Parasites destabilize host populations by shifting stage-structured interactions: An evaluation combining models, experiments, and field data
Should parasites stabilize or destabilize consumer-resource dynamics? Recent theoretical findings suggest that disease-induced mortality should be a stabilizing force. This possibility is intriguing because disease is ubiquitous in consumer populations — perhaps parasites confer greatly underappreciated stability to their hosts in natural ecosystems. In some consumer/host-resource-disease models, disease induced mortality of the host-consumer prevents severe over-exploitation of the host’s resource. As a result, the resource’s own negative density dependence enhances stability of the system. We looked for the signature of these predictions using a case study of consumer-host Daphnia and a fungal parasite. Hypothesis 1: Disease imposed mortality stabilizes: We expected that (1) per capita death rate should increase with epidemic size, thus, (2) host populations should fluctuate less during larger epidemics. Death rate increased with epidemic size; however, larger epidemics correlated with larger — not smaller — fluctuations of the consumer-host. Seeking resolution to this model-nature discrepancy, we looked for key biology missing from existing models that might explain why disease should destabilize — or appear to destabilize — a consumer/host-resource system. We investigated two additional hypotheses. Hypothesis 2 Ecosystem productivity destabilizes: nutrients could merely create a positive correlation between epidemic size and instability through paradox of enrichment type mechanisms. Hypothesis 3 Host stage-structure: disease-mediated changes in competitive interactions between juvenile and adult hosts shift host populations from relatively stable, asynchronous cycles to less stable (i.e., higher variation), synchronized cycles.
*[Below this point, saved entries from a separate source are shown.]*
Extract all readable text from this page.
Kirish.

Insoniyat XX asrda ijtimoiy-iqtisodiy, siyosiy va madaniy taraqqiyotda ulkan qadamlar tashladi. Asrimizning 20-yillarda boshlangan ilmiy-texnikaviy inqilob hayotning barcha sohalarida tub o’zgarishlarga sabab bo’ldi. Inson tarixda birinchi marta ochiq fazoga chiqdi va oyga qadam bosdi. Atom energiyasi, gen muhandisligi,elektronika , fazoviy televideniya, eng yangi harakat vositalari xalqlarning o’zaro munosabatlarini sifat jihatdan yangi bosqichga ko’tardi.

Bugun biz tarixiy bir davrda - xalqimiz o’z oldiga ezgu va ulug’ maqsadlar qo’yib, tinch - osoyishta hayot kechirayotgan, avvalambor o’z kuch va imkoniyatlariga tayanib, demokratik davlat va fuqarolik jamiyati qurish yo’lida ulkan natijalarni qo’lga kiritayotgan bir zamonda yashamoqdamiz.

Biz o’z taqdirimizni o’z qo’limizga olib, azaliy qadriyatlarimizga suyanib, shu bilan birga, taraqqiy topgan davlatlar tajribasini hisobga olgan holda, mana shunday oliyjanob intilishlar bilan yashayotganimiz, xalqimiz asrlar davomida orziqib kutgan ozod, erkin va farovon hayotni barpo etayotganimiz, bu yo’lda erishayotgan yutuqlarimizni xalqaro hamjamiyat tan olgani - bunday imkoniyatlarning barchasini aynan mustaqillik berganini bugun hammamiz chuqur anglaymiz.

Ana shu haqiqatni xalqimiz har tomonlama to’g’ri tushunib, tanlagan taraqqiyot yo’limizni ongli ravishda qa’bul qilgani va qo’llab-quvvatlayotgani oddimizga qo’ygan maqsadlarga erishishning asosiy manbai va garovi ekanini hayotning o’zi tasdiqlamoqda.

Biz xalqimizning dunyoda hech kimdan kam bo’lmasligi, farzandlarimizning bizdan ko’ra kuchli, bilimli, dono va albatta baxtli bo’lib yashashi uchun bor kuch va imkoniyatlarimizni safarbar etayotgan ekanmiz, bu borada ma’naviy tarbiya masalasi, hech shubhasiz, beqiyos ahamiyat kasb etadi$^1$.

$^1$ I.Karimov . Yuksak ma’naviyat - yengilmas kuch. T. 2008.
Across 16 lakes, host populations became less stable as epidemic size increased and host stage dynamics became synchronized. Epidemic size and changes in stability, however, were both correlated with ecosystem productivity (indexed by total phosphorous). Two population-level experiments then confirmed that disease, not nutrients, destabilized host populations and synchronized dynamics between juvenile and adult stages (characterized by variability indices and time series analyses). What underlying mechanisms link stage-structure and disease? Stage-structure theory and previous results in this system suggest asymmetric effects of resources and disease on host stages. These asymmetric effects arise, in part, because host foraging rates - and thus exposure - increase with body size and vary depending on resource quantity and quality. Thus, disease that predominantly affects adults — as in numerous disease systems — can place juveniles and adults on more equal competitive footing and alter host population stability. Our study highlights that connecting stage-structured interactions with epidemiologically relevant processes (e.g., consumption-based exposure) may greatly enhance our understanding of when and how parasites alter host population stability.